In many areas, migration is coming earlier due to climate change. Some of these changes may not correspond with local occurrences birds depend on as they migrate north. Warblers depend on midge hatches along the north shores of Lakes Michigan and Huron in the U.P. to refuel. White cedar trees catch clouds of the midges making them easy meals for tired birds crossing the lakes. Midges also help refueling shorebirds. Some midges wash up on the shores of the lakes and others hover and land on rocks and concrete at places like the Lower Harbor breakwall. Small and large flocks can be found there on some days in late May and early June. A flock of more than 100 semipalmated sandpipers were found in Marquette several years ago in June.

The three groups of birds have yet to arrive in big numbers are warblers, vireos, and shorebirds – sandpipers and plovers. With leaf-out in full gear, warblers will find plenty of new leaves to pore over in search of insect larvae in addition to the midge hatches.

The second week in May in the U.P. often means blue jays. A large wave of migrating blue jays usually moves across area, raising a racket of calls and frequently hitting many of the area’s feeders.

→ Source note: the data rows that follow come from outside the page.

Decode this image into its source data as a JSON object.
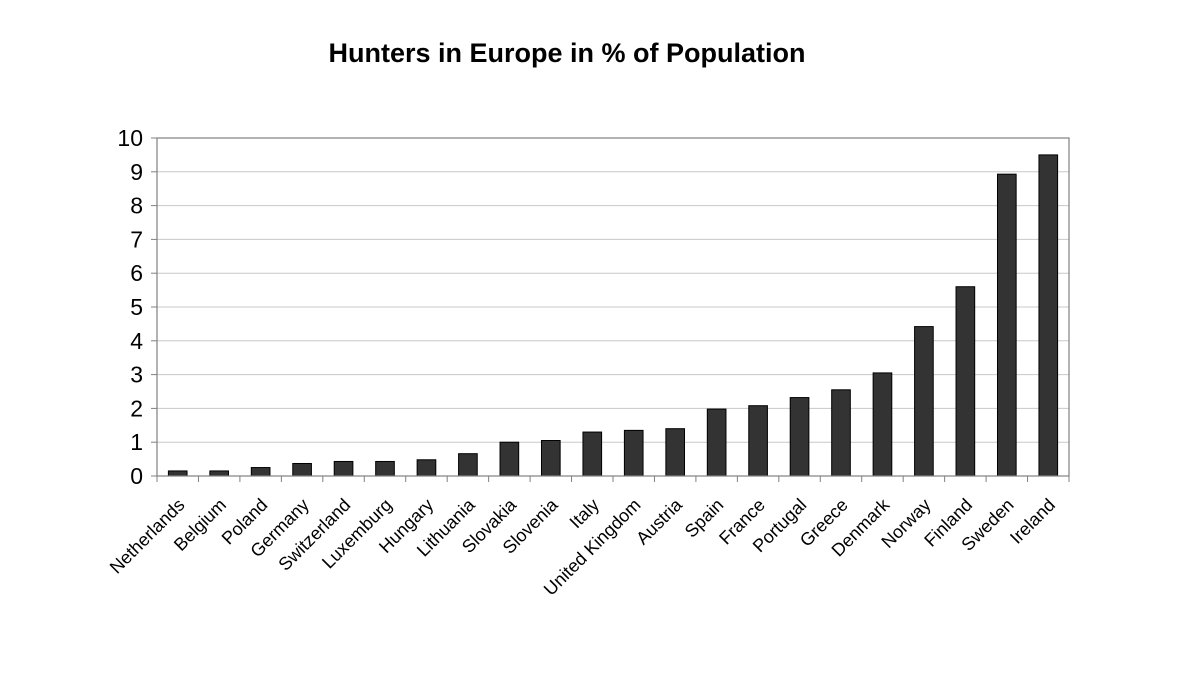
{
  "chart_data": {
    "type": "bar",
    "title": "Hunters in Europe in % of Population",
    "xlabel": "",
    "ylabel": "",
    "ylim": [
      0,
      10
    ],
    "yticks": [
      0,
      1,
      2,
      3,
      4,
      5,
      6,
      7,
      8,
      9,
      10
    ],
    "grid": true,
    "legend": "none",
    "bar_color": "#333333",
    "categories": [
      "Netherlands",
      "Belgium",
      "Poland",
      "Germany",
      "Switzerland",
      "Luxemburg",
      "Hungary",
      "Lithuania",
      "Slovakia",
      "Slovenia",
      "Italy",
      "United Kingdom",
      "Austria",
      "Spain",
      "France",
      "Portugal",
      "Greece",
      "Denmark",
      "Norway",
      "Finland",
      "Sweden",
      "Ireland"
    ],
    "values": [
      0.15,
      0.15,
      0.25,
      0.37,
      0.43,
      0.43,
      0.48,
      0.66,
      1.0,
      1.05,
      1.3,
      1.35,
      1.4,
      1.98,
      2.08,
      2.32,
      2.55,
      3.05,
      4.42,
      5.6,
      8.93,
      9.5
    ]
  }
}
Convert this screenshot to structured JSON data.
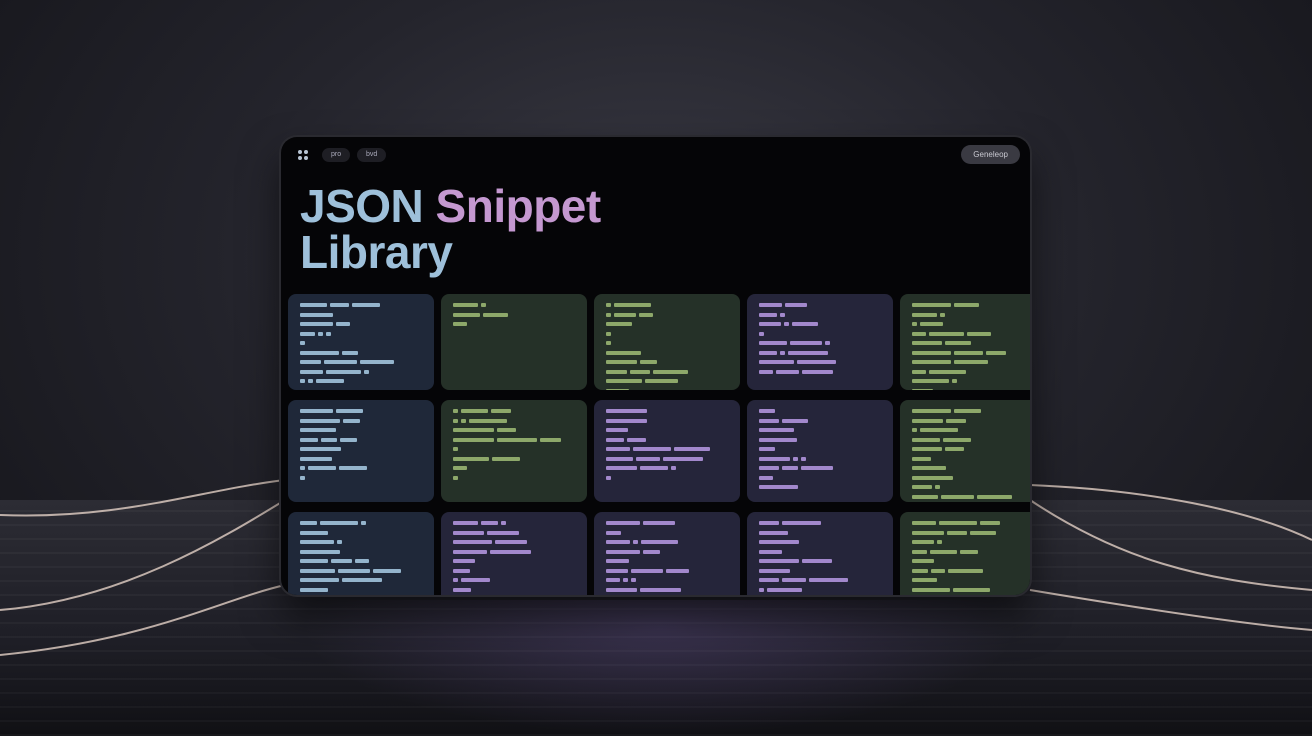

At Whitefish Point the jack pines at the edge of the point often look like Christmas trees decked out in hundreds of bright blue ornaments as the jays come out to the edge of the Lake Superior dunes and assess the prospects of crossing the lake to head onward to Canada. In Marquette the calls of the jays have been loud and clear at Presque Isle this week as smaller flocks reach the lake.

There have been many signs of new bird families in the Marquette area. Pairs of robins have been running across lawns searching for invertebrates to take back to nests full of young hatchlings. The signs of the females hunting alongside males usually means the eggs have hatched and there are hungry young waiting for food. Even more dramatic is the large number of young Canada geese wandering around Presque Isle with their mindful parents. A total of 51 geese including six families of young and half a dozen immature adults can be found trimming the grass on the west side of the park.

Hummingbirds, rose-breasted grosbeaks, Baltimore orioles, and indigo buntings are here. For high doses of birds Portage Point and Peninsula Point in Delta County should be great places to catch the migration peak for these and many other species. Early mornings are often great times to start at both, but many birds will be there throughout these days making the birding extra special in the new green of spring.

Scot Stewart is naturalist at the MooseWood Nature Center, a writer and photographer.